CPSU deputy national president Lisa Newman said the plan was a "shocker”, and warned CPSU members to brace for a fresh attack on their wages when the department managers release their pay offer. She told CPSU members that the bosses' plan to add six minutes to the department's working day of 7.5 hours would add up to big gains for the federal government.
"This means working an extra six minutes a day will deliver the government $104 million in additional working hours, but will not deliver you a fair and reasonable pay rise," Newman said, the July 8 Sydney Morning Herald reported.
She also accused the department of delaying making a pay offer, saying public servants were, in effect, on a pay freeze while negotiations continued, after the government banned back-pay in new workplace agreements.
A July 3 CPSU statement said: "The government has a radical agenda to cut job security, rights, real wages and conditions.
"Job cuts as an industrial weapon: The government announced 16,500 job losses in the budget, and more cuts are expected before the end of the year. Government and agencies are using genuine staff concerns over job cuts to lower bargaining expectations and 'soften' people up for substandard agreements. This is an attempt to fool [Australian Public Service] workers into accepting agreements which strip critical rights at the same time as 16,500 jobs are being cut.
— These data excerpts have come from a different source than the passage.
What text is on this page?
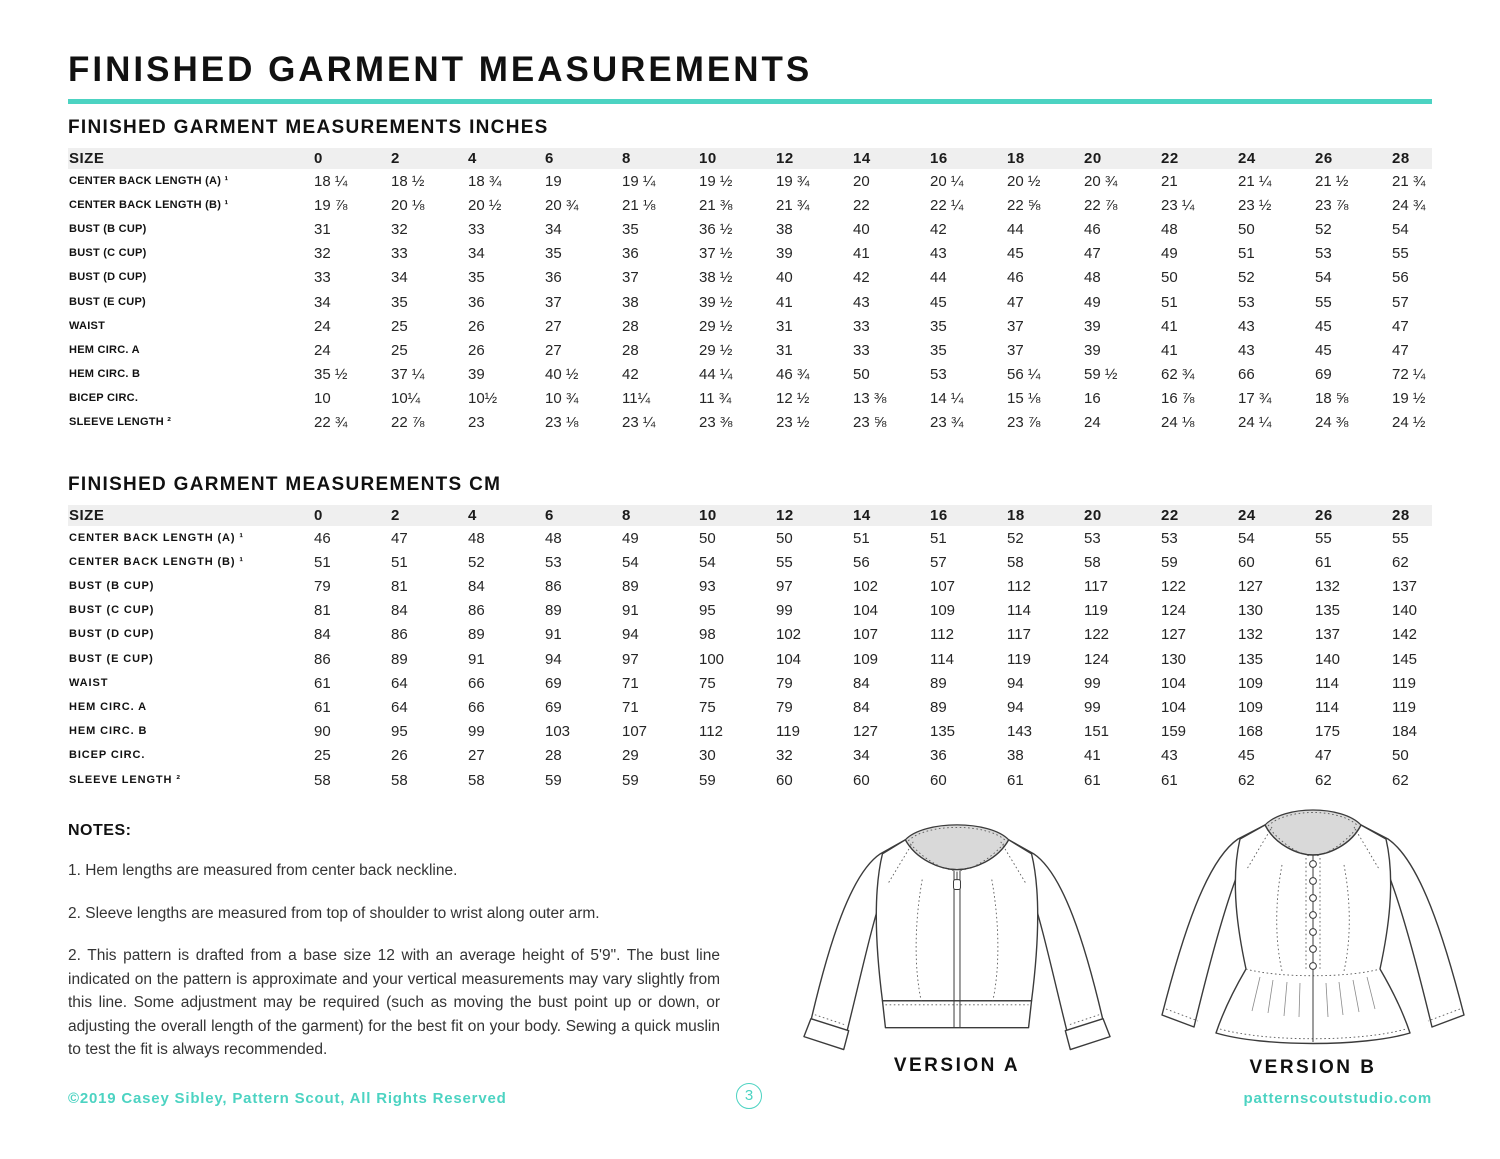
FINISHED GARMENT MEASUREMENTS
FINISHED GARMENT MEASUREMENTS INCHES
SIZE	0	2	4	6	8	10	12	14	16	18	20	22	24	26	28
CENTER BACK LENGTH (A) ¹	18 ¼	18 ½	18 ¾	19	19 ¼	19 ½	19 ¾	20	20 ¼	20 ½	20 ¾	21	21 ¼	21 ½	21 ¾
CENTER BACK LENGTH (B) ¹	19 ⅞	20 ⅛	20 ½	20 ¾	21 ⅛	21 ⅜	21 ¾	22	22 ¼	22 ⅝	22 ⅞	23 ¼	23 ½	23 ⅞	24 ¾
BUST (B CUP)	31	32	33	34	35	36 ½	38	40	42	44	46	48	50	52	54
BUST (C CUP)	32	33	34	35	36	37 ½	39	41	43	45	47	49	51	53	55
BUST (D CUP)	33	34	35	36	37	38 ½	40	42	44	46	48	50	52	54	56
BUST (E CUP)	34	35	36	37	38	39 ½	41	43	45	47	49	51	53	55	57
WAIST	24	25	26	27	28	29 ½	31	33	35	37	39	41	43	45	47
HEM CIRC. A	24	25	26	27	28	29 ½	31	33	35	37	39	41	43	45	47
HEM CIRC. B	35 ½	37 ¼	39	40 ½	42	44 ¼	46 ¾	50	53	56 ¼	59 ½	62 ¾	66	69	72 ¼
BICEP CIRC.	10	10¼	10½	10 ¾	11¼	11 ¾	12 ½	13 ⅜	14 ¼	15 ⅛	16	16 ⅞	17 ¾	18 ⅝	19 ½
SLEEVE LENGTH ²	22 ¾	22 ⅞	23	23 ⅛	23 ¼	23 ⅜	23 ½	23 ⅝	23 ¾	23 ⅞	24	24 ⅛	24 ¼	24 ⅜	24 ½
FINISHED GARMENT MEASUREMENTS CM
SIZE	0	2	4	6	8	10	12	14	16	18	20	22	24	26	28
CENTER BACK LENGTH (A) ¹	46	47	48	48	49	50	50	51	51	52	53	53	54	55	55
CENTER BACK LENGTH (B) ¹	51	51	52	53	54	54	55	56	57	58	58	59	60	61	62
BUST (B CUP)	79	81	84	86	89	93	97	102	107	112	117	122	127	132	137
BUST (C CUP)	81	84	86	89	91	95	99	104	109	114	119	124	130	135	140
BUST (D CUP)	84	86	89	91	94	98	102	107	112	117	122	127	132	137	142
BUST (E CUP)	86	89	91	94	97	100	104	109	114	119	124	130	135	140	145
WAIST	61	64	66	69	71	75	79	84	89	94	99	104	109	114	119
HEM CIRC. A	61	64	66	69	71	75	79	84	89	94	99	104	109	114	119
HEM CIRC. B	90	95	99	103	107	112	119	127	135	143	151	159	168	175	184
BICEP CIRC.	25	26	27	28	29	30	32	34	36	38	41	43	45	47	50
SLEEVE LENGTH ²	58	58	58	59	59	59	60	60	60	61	61	61	62	62	62
NOTES:

1. Hem lengths are measured from center back neckline.

2. Sleeve lengths are measured from top of shoulder to wrist along outer arm.

2. This pattern is drafted from a base size 12 with an average height of 5'9". The bust line indicated on the pattern is approximate and your vertical measurements may vary slightly from this line. Some adjustment may be required (such as moving the bust point up or down, or adjusting the overall length of the garment) for the best fit on your body. Sewing a quick muslin to test the fit is always recommended.

VERSION A	VERSION B
©2019 Casey Sibley, Pattern Scout, All Rights Reserved	3	patternscoutstudio.com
"Building support: At the same time as our bargaining campaign is gathering momentum, we are also campaigning strongly about budget cuts ahead. We are taking every opportunity to argue against such deep cuts and speak up for the important work public sector workers do. We are also lobbying hard to stop legislative change that impact your rights, your jobs and services, and working closely with community groups and the Australian Council of Trade Unions.”